- Ballarat, Victoria Australia

Information
- Type: private school, co-educational, primary, secondary, day
- Motto: Every learner reaching their God-given potential
- Denomination: Ecumenical
- Established: 1999
- Principal: Ken Nuridin
- Years offered: P–12
- Gender: Co-educational
- Enrolment: 330
- Colours: Blue, burgundy and gold
- Website: www.balcc.vic.edu.au

= Ballarat Christian College =

Ballarat Christian College is a private, co-educational P–12 day school located in Ballarat, Victoria, Australia. Ballarat Christian College provides education for children in a Christian environment, in the evangelical Protestant tradition.

==History==

In 1985, 22 students began their primary education at Carmel Christian Community School in the Bethel Hall of Carmel Welsh Presbyterian Church in Albert Street, Sebastopol under Winston Broad.
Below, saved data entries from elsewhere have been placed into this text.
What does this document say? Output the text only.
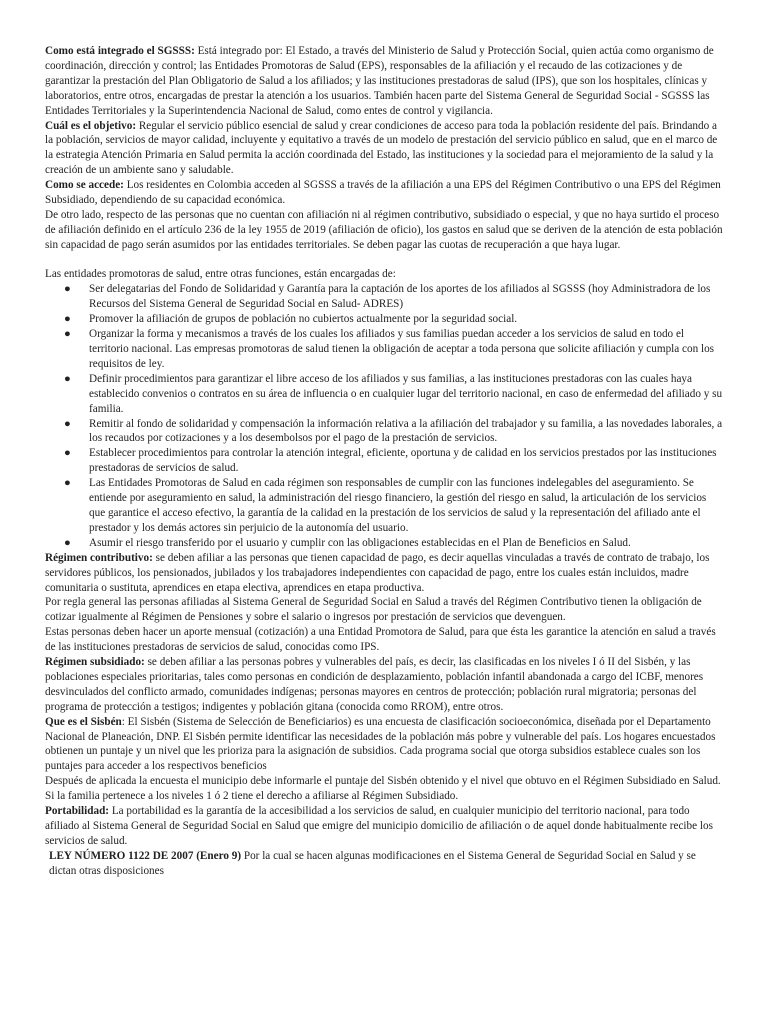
Como está integrado el SGSSS: Está integrado por: El Estado, a través del Ministerio de Salud y Protección Social, quien actúa como organismo de coordinación, dirección y control; las Entidades Promotoras de Salud (EPS), responsables de la afiliación y el recaudo de las cotizaciones y de garantizar la prestación del Plan Obligatorio de Salud a los afiliados; y las instituciones prestadoras de salud (IPS), que son los hospitales, clínicas y laboratorios, entre otros, encargadas de prestar la atención a los usuarios. También hacen parte del Sistema General de Seguridad Social - SGSSS las Entidades Territoriales y la Superintendencia Nacional de Salud, como entes de control y vigilancia.

Cuál es el objetivo: Regular el servicio público esencial de salud y crear condiciones de acceso para toda la población residente del país. Brindando a la población, servicios de mayor calidad, incluyente y equitativo a través de un modelo de prestación del servicio público en salud, que en el marco de la estrategia Atención Primaria en Salud permita la acción coordinada del Estado, las instituciones y la sociedad para el mejoramiento de la salud y la creación de un ambiente sano y saludable.

Como se accede: Los residentes en Colombia acceden al SGSSS a través de la afiliación a una EPS del Régimen Contributivo o una EPS del Régimen Subsidiado, dependiendo de su capacidad económica.

De otro lado, respecto de las personas que no cuentan con afiliación ni al régimen contributivo, subsidiado o especial, y que no haya surtido el proceso de afiliación definido en el artículo 236 de la ley 1955 de 2019 (afiliación de oficio), los gastos en salud que se deriven de la atención de esta población sin capacidad de pago serán asumidos por las entidades territoriales. Se deben pagar las cuotas de recuperación a que haya lugar.

Las entidades promotoras de salud, entre otras funciones, están encargadas de:

● Ser delegatarias del Fondo de Solidaridad y Garantía para la captación de los aportes de los afiliados al SGSSS (hoy Administradora de los Recursos del Sistema General de Seguridad Social en Salud- ADRES)
● Promover la afiliación de grupos de población no cubiertos actualmente por la seguridad social.
● Organizar la forma y mecanismos a través de los cuales los afiliados y sus familias puedan acceder a los servicios de salud en todo el territorio nacional. Las empresas promotoras de salud tienen la obligación de aceptar a toda persona que solicite afiliación y cumpla con los requisitos de ley.
● Definir procedimientos para garantizar el libre acceso de los afiliados y sus familias, a las instituciones prestadoras con las cuales haya establecido convenios o contratos en su área de influencia o en cualquier lugar del territorio nacional, en caso de enfermedad del afiliado y su familia.
● Remitir al fondo de solidaridad y compensación la información relativa a la afiliación del trabajador y su familia, a las novedades laborales, a los recaudos por cotizaciones y a los desembolsos por el pago de la prestación de servicios.
● Establecer procedimientos para controlar la atención integral, eficiente, oportuna y de calidad en los servicios prestados por las instituciones prestadoras de servicios de salud.
● Las Entidades Promotoras de Salud en cada régimen son responsables de cumplir con las funciones indelegables del aseguramiento. Se entiende por aseguramiento en salud, la administración del riesgo financiero, la gestión del riesgo en salud, la articulación de los servicios que garantice el acceso efectivo, la garantía de la calidad en la prestación de los servicios de salud y la representación del afiliado ante el prestador y los demás actores sin perjuicio de la autonomía del usuario.
● Asumir el riesgo transferido por el usuario y cumplir con las obligaciones establecidas en el Plan de Beneficios en Salud.

Régimen contributivo: se deben afiliar a las personas que tienen capacidad de pago, es decir aquellas vinculadas a través de contrato de trabajo, los servidores públicos, los pensionados, jubilados y los trabajadores independientes con capacidad de pago, entre los cuales están incluidos, madre comunitaria o sustituta, aprendices en etapa electiva, aprendices en etapa productiva.

Por regla general las personas afiliadas al Sistema General de Seguridad Social en Salud a través del Régimen Contributivo tienen la obligación de cotizar igualmente al Régimen de Pensiones y sobre el salario o ingresos por prestación de servicios que devenguen.

Estas personas deben hacer un aporte mensual (cotización) a una Entidad Promotora de Salud, para que ésta les garantice la atención en salud a través de las instituciones prestadoras de servicios de salud, conocidas como IPS.

Régimen subsidiado: se deben afiliar a las personas pobres y vulnerables del país, es decir, las clasificadas en los niveles I ó II del Sisbén, y las poblaciones especiales prioritarias, tales como personas en condición de desplazamiento, población infantil abandonada a cargo del ICBF, menores desvinculados del conflicto armado, comunidades indígenas; personas mayores en centros de protección; población rural migratoria; personas del programa de protección a testigos; indigentes y población gitana (conocida como RROM), entre otros.

Que es el Sisbén: El Sisbén (Sistema de Selección de Beneficiarios) es una encuesta de clasificación socioeconómica, diseñada por el Departamento Nacional de Planeación, DNP. El Sisbén permite identificar las necesidades de la población más pobre y vulnerable del país. Los hogares encuestados obtienen un puntaje y un nivel que les prioriza para la asignación de subsidios. Cada programa social que otorga subsidios establece cuales son los puntajes para acceder a los respectivos beneficios

Después de aplicada la encuesta el municipio debe informarle el puntaje del Sisbén obtenido y el nivel que obtuvo en el Régimen Subsidiado en Salud. Si la familia pertenece a los niveles 1 ó 2 tiene el derecho a afiliarse al Régimen Subsidiado.

Portabilidad: La portabilidad es la garantía de la accesibilidad a los servicios de salud, en cualquier municipio del territorio nacional, para todo afiliado al Sistema General de Seguridad Social en Salud que emigre del municipio domicilio de afiliación o de aquel donde habitualmente recibe los servicios de salud.

LEY NÚMERO 1122 DE 2007 (Enero 9) Por la cual se hacen algunas modificaciones en el Sistema General de Seguridad Social en Salud y se dictan otras disposiciones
In 1991 the school changed its name to Sebastopol Christian Community School. In 1999, 22 students in Years 7 and 8, began their secondary education at Ballarat Christian College in Yarrowee Street, Sebastopol under Peter NcNamara. The school was located in the former Seventh Day Adventist school buildings about a kilometre from the primary school site. In 2006, Ballarat Christian School and Ballarat Christian College amalgamated and moved to one site.